Duplicate Detection
Duplicate Detection
Technical Explanation
Duplicates are multiple rows representing the same entity or event. They can inflate metrics, skew analysis, and indicate data quality problems. Finding and resolving them is a fundamental data cleaning task.
Types of Duplicates
| Type | Description | Example |
|---|---|---|
| Complete | All columns identical | Same order imported twice |
| Partial | Key columns same | Same customer with slightly different email |
| Logical | Same entity, different representation | "John Doe" vs "Johnny Doe" |
Detection Strategies
- COUNT(*) vs COUNT(DISTINCT) comparison
- GROUP BY with HAVING COUNT(*) > 1
- Window functions with ROW_NUMBER
Code Examples
Using the CatCafe dataset:
-- Table: customers
-- id, name, email, phone, city, registration_date
-- Strategy 1: GROUP BY for finding duplicate keys
SELECT
email,
COUNT(*) as occurrences
FROM customers
GROUP BY email
HAVING COUNT(*) > 1;
-- Find all duplicate rows
WITH duplicates AS (
SELECT
email,
COUNT(*) as cnt
FROM customers
GROUP BY email
HAVING COUNT(*) > 1
)
SELECT c.*
FROM customers c
JOIN duplicates d ON c.email = d.email
ORDER BY c.email, c.id;
-- Strategy 2: Window function for complete duplicates
WITH numbered AS (
SELECT
*,
ROW_NUMBER() OVER (
PARTITION BY name, email, phone, city
ORDER BY id
) as row_num
FROM customers
)
SELECT *
FROM numbered
WHERE row_num > 1; -- Keep only one, delete others
-- Strategy 3: Finding partial duplicates (similar names)
SELECT
c1.id as id1,
c1.name as name1,
c2.id as id2,
c2.name as name2,
c1.email as email1,
c2.email as email2
FROM customers c1
JOIN customers c2
ON c1.id < c2.id -- Avoid self-join duplicates
AND c1.name = c2.name -- Same name
AND c1.email != c2.email; -- Different email
-- Strategy 4: Fuzzy matching for similar emails (PostgreSQL)
SELECT
c1.id as id1,
c1.email as email1,
c2.id as id2,
c2.email as email2,
LEVENSHTEIN(c1.email, c2.email) as edit_distance
FROM customers c1
JOIN customers c2
ON c1.id < c2.id
AND LEVENSHTEIN(c1.email, c2.email) <= 2 -- Within 2 edits
ORDER BY edit_distance;
-- Practical: Resolving duplicates by keeping most recent
WITH ranked AS (
SELECT
*,
ROW_NUMBER() OVER (
PARTITION BY email
ORDER BY registration_date DESC
) as priority
FROM customers
)
SELECT *
FROM ranked
WHERE priority = 1;
-- Finding duplicate orders
SELECT
customer_id,
order_date,
total_amount,
COUNT(*) as duplicate_count
FROM orders
GROUP BY customer_id, order_date, total_amount
HAVING COUNT(*) > 1;
-- Cross-table duplicates: Same customer created multiple accounts
SELECT
c1.id as id1,
c1.email as email1,
c1.name as name1,
c2.id as id2,
c2.email as email2,
c2.name as name2
FROM customers c1
JOIN customers c2
ON c1.id < c2.id
AND (
c1.email = c2.email
OR (c1.phone = c2.phone AND c1.phone IS NOT NULL)
)
ORDER BY c1.email;
The Cat Analogy
Finding duplicate cats at a shelter:
Complete Duplicate:
Row 1: "Whiskers" | Siamese | 3 years | 123 Cat Lane
Row 2: "Whiskers" | Siamese | 3 years | 123 Cat Lane
Same cat entered twice — one entry should be deleted.
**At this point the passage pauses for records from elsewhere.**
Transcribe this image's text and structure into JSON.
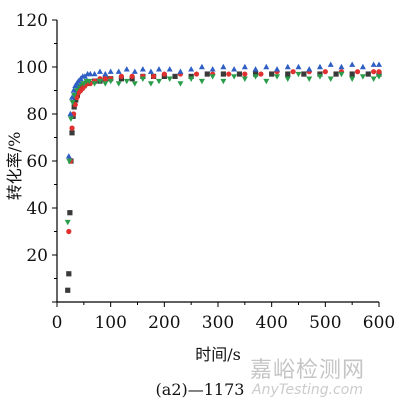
{
  "chart_data": {
    "type": "scatter",
    "title": "",
    "xlabel": "时间/s",
    "ylabel": "转化率/%",
    "xlim": [
      0,
      600
    ],
    "ylim": [
      0,
      120
    ],
    "xticks": [
      "0",
      "100",
      "200",
      "300",
      "400",
      "500",
      "600"
    ],
    "yticks": [
      "20",
      "40",
      "60",
      "80",
      "100",
      "120"
    ],
    "x_tick_values": [
      0,
      100,
      200,
      300,
      400,
      500,
      600
    ],
    "y_tick_values": [
      20,
      40,
      60,
      80,
      100,
      120
    ],
    "grid": false,
    "legend": "none",
    "series": [
      {
        "color": "#3a3a3a",
        "marker": "square",
        "x": [
          20,
          22,
          24,
          26,
          28,
          30,
          32,
          35,
          38,
          42,
          46,
          50,
          55,
          60,
          70,
          80,
          90,
          100,
          120,
          140,
          160,
          180,
          200,
          220,
          250,
          280,
          310,
          340,
          370,
          400,
          430,
          460,
          490,
          520,
          550,
          580,
          600
        ],
        "y": [
          5,
          12,
          38,
          60,
          72,
          79,
          83,
          86,
          88,
          90,
          91,
          92,
          93,
          93,
          94,
          94,
          95,
          95,
          95,
          95,
          96,
          96,
          96,
          96,
          96,
          97,
          97,
          97,
          97,
          97,
          97,
          97,
          97,
          97,
          97,
          97,
          97
        ]
      },
      {
        "color": "#e03030",
        "marker": "circle",
        "x": [
          22,
          25,
          28,
          31,
          34,
          37,
          40,
          44,
          48,
          52,
          57,
          62,
          70,
          80,
          90,
          100,
          120,
          140,
          160,
          180,
          200,
          230,
          260,
          290,
          320,
          350,
          380,
          410,
          440,
          470,
          500,
          530,
          560,
          590,
          600
        ],
        "y": [
          30,
          60,
          74,
          80,
          84,
          87,
          89,
          90,
          91,
          92,
          93,
          93,
          94,
          95,
          95,
          95,
          96,
          96,
          96,
          96,
          97,
          97,
          97,
          97,
          97,
          97,
          97,
          98,
          98,
          98,
          98,
          98,
          98,
          98,
          98
        ]
      },
      {
        "color": "#2a9d4a",
        "marker": "triangle-down",
        "x": [
          20,
          23,
          26,
          29,
          32,
          35,
          38,
          41,
          45,
          50,
          55,
          60,
          70,
          80,
          90,
          100,
          115,
          130,
          145,
          160,
          175,
          190,
          210,
          230,
          250,
          270,
          290,
          310,
          330,
          350,
          370,
          390,
          410,
          430,
          450,
          470,
          490,
          510,
          530,
          550,
          570,
          590,
          600
        ],
        "y": [
          34,
          60,
          78,
          85,
          88,
          90,
          91,
          92,
          93,
          93,
          94,
          94,
          93,
          94,
          93,
          94,
          93,
          94,
          93,
          95,
          93,
          94,
          95,
          93,
          95,
          94,
          96,
          94,
          96,
          95,
          96,
          94,
          96,
          95,
          97,
          95,
          96,
          95,
          97,
          95,
          96,
          95,
          96
        ]
      },
      {
        "color": "#2f5fc4",
        "marker": "triangle-up",
        "x": [
          22,
          25,
          28,
          31,
          34,
          37,
          40,
          44,
          48,
          52,
          57,
          62,
          70,
          80,
          90,
          100,
          115,
          130,
          145,
          160,
          175,
          190,
          210,
          230,
          250,
          270,
          290,
          310,
          330,
          350,
          370,
          390,
          410,
          430,
          450,
          470,
          490,
          510,
          530,
          550,
          570,
          590,
          600
        ],
        "y": [
          62,
          80,
          87,
          90,
          92,
          93,
          94,
          95,
          96,
          96,
          97,
          97,
          97,
          98,
          97,
          98,
          98,
          99,
          98,
          99,
          98,
          99,
          99,
          98,
          99,
          100,
          99,
          100,
          99,
          100,
          99,
          100,
          99,
          100,
          100,
          99,
          100,
          101,
          100,
          101,
          100,
          101,
          101
        ]
      }
    ]
  },
  "caption": "(a2)—1173",
  "watermark": {
    "cn": "嘉峪检测网",
    "en": "AnyTesting.com"
  }
}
Partial Duplicate (Same cat, different info):
Row 1: "Whiskers" | Siamese | 3 years | 123 Cat Lane
Row 2: "Whiskers" | Siamese | 2 years | 456 Dog Ave
Same cat, slightly different age — might be same cat or different cats.
How to resolve:
- Check if it's truly the same entity
- Decide which record to keep (usually most recent or most complete)
- Merge or delete
Common Pitfalls
Assuming All "Duplicates" Should Be Deleted
-- WRONG: Deleting valid separate events
-- Two orders by same customer on same day = legitimate!
SELECT *
FROM orders
WHERE (customer_id, order_date) IN (
SELECT customer_id, order_date
FROM orders
GROUP BY customer_id, order_date
HAVING COUNT(*) > 1
);
-- These might be different orders, not errors!
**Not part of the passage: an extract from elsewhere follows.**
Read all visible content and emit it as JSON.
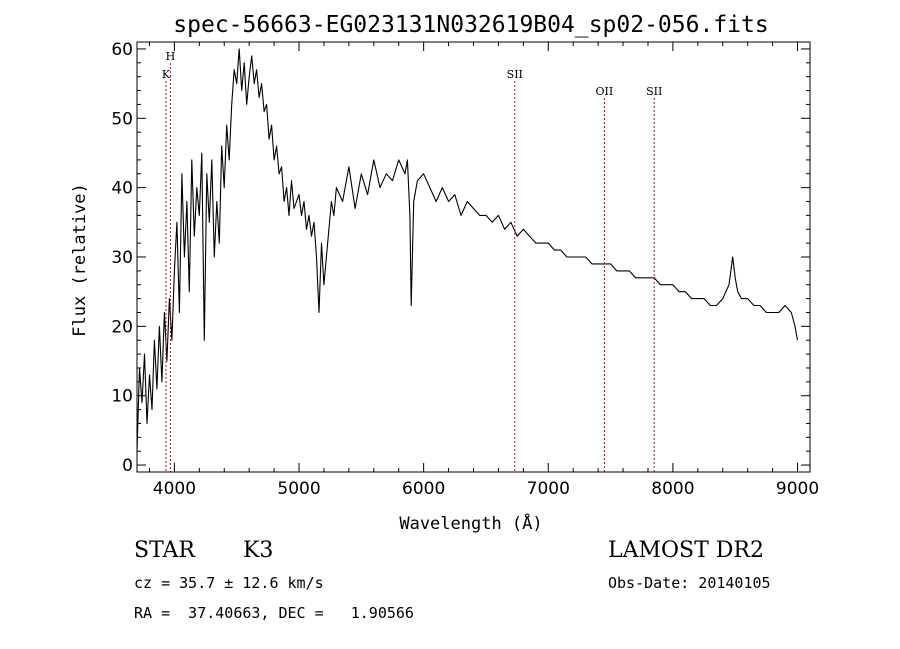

-- RIGHT: Only delete true duplicates
WITH true_duplicates AS (
SELECT
id,
ROW_NUMBER() OVER (
PARTITION BY customer_id, order_date, total_amount, status
ORDER BY id
) as dup_num
FROM orders
)
DELETE FROM orders
WHERE id IN (
SELECT id FROM true_duplicates WHERE dup_num > 1
);
Not Checking Business Rules
-- Some "duplicates" are valid:
-- Same person adopted 2 cats = 2 adoption records = NOT duplicates
-- But same person + same cat + same date = likely duplicate
Exercises
Exercise 1
Write a query to find all duplicate customer emails, showing all columns of the duplicate rows.
Exercise 2
Write a query to find orders that might be duplicates (same customer, same date, same amount).
Exercise 3
What is the difference between a complete duplicate and a partial duplicate?
Exercise 4
Write a query to find customers with the same phone number.
Exercise 5
Write a deduplication query that keeps the most recent record based on registration_date.
Key Takeaways
- Duplicates inflate metrics and skew analysis
- Use GROUP BY + HAVING COUNT(*) > 1 for finding duplicate keys
- Use ROW_NUMBER to identify which rows to keep
- Distinguish true duplicates from legitimate multiple records
- Check business rules before deleting "duplicates"
- Document your deduplication logic for reproducibility